Money not lost spends the same as money won. But also, the nature of poker is that you must lose in order to win. You aren’t going to win 100% of your pots. Except when playing head-up, you will always lose most of the hands you are dealt in. You will usually lose most of the pots you play. The door to poker income swings both ways -- money has to go out for money to come in.
A key to winning is the ability to lose well.
Tilt is just the first thing to control. You need to push yourself to play with self-control at all times. But if you are in fact trying to be a winning player you won’t have bat-out-of-hell tilt frenzies that often. You will lose pots many times each hour though. When you win pots it is important to extract extra bets from your opponents. So, since you lose more pots than you win, it should be clear that it is important not give up extra bets in pots you lose.
Saving bets needs to be viewed in the context of what I have been talking about here. You WILL lose pots. The price of being a winning poker player is to lose pots regularly. If you lose sensibly, calmly (chip-wise) and with the strategic understanding that bets not lost are just as valuable as bets won, you will increase your hourly win rate just as surely as if an opponent put extra chips into each pot you win.

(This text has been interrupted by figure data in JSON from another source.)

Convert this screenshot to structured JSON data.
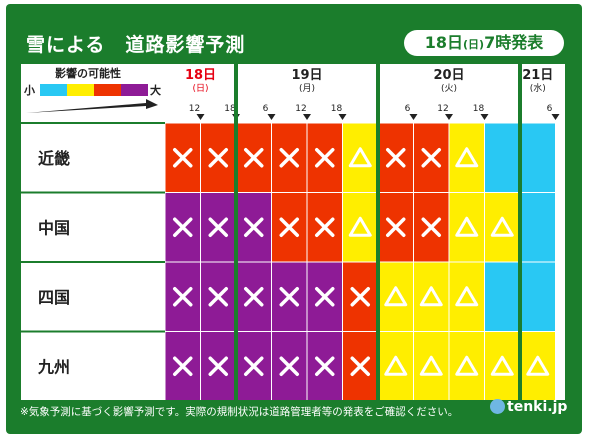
{
  "title": "雪による　道路影響予測",
  "issued": {
    "day": "18日",
    "dow": "(日)",
    "time": "7時発表"
  },
  "legend": {
    "title": "影響の可能性",
    "low": "小",
    "high": "大",
    "colors": [
      "#29c8f3",
      "#ffee00",
      "#ee3300",
      "#8e1b96"
    ]
  },
  "days": [
    {
      "day": "18日",
      "dow": "(日)",
      "color": "#e60012",
      "ticks": [
        "12",
        "18"
      ]
    },
    {
      "day": "19日",
      "dow": "(月)",
      "color": "#222222",
      "ticks": [
        "6",
        "12",
        "18"
      ]
    },
    {
      "day": "20日",
      "dow": "(火)",
      "color": "#222222",
      "ticks": [
        "6",
        "12",
        "18"
      ]
    },
    {
      "day": "21日",
      "dow": "(水)",
      "color": "#222222",
      "ticks": [
        "6"
      ]
    }
  ],
  "regions": [
    "近畿",
    "中国",
    "四国",
    "九州"
  ],
  "colors": {
    "blue": "#29c8f3",
    "yellow": "#ffee00",
    "red": "#ee3300",
    "purple": "#8e1b96"
  },
  "grid": [
    [
      "red",
      "red",
      "red",
      "red",
      "red",
      "yellow",
      "red",
      "red",
      "yellow",
      "blue",
      "blue"
    ],
    [
      "purple",
      "purple",
      "purple",
      "red",
      "red",
      "yellow",
      "red",
      "red",
      "yellow",
      "yellow",
      "blue"
    ],
    [
      "purple",
      "purple",
      "purple",
      "purple",
      "purple",
      "red",
      "yellow",
      "yellow",
      "yellow",
      "blue",
      "blue"
    ],
    [
      "purple",
      "purple",
      "purple",
      "purple",
      "purple",
      "red",
      "yellow",
      "yellow",
      "yellow",
      "yellow",
      "yellow"
    ]
  ],
  "marks": {
    "red": "×",
    "purple": "×",
    "yellow": "△",
    "blue": ""
  },
  "footer": "※気象予測に基づく影響予測です。実際の規制状況は道路管理者等の発表をご確認ください。",
  "logo": "tenki.jp"
}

"This door swings both ways/which one will it be/will you live in happiness or dwell in misery." The happiness of winning at poker MUST include the "misery" of losing. If one hand you send AK against Q7 and the flop is QJT, the turn a 7, and river a 3, and another hand you send AK against Q7 and the flop is QJT, the turn a 7 and the river a 7, you should understand that to experience the happiness of the first you sometimes must experience the misery of the second. The rake is not the only price we pay to play poker. We have to pay the freight of losing to win.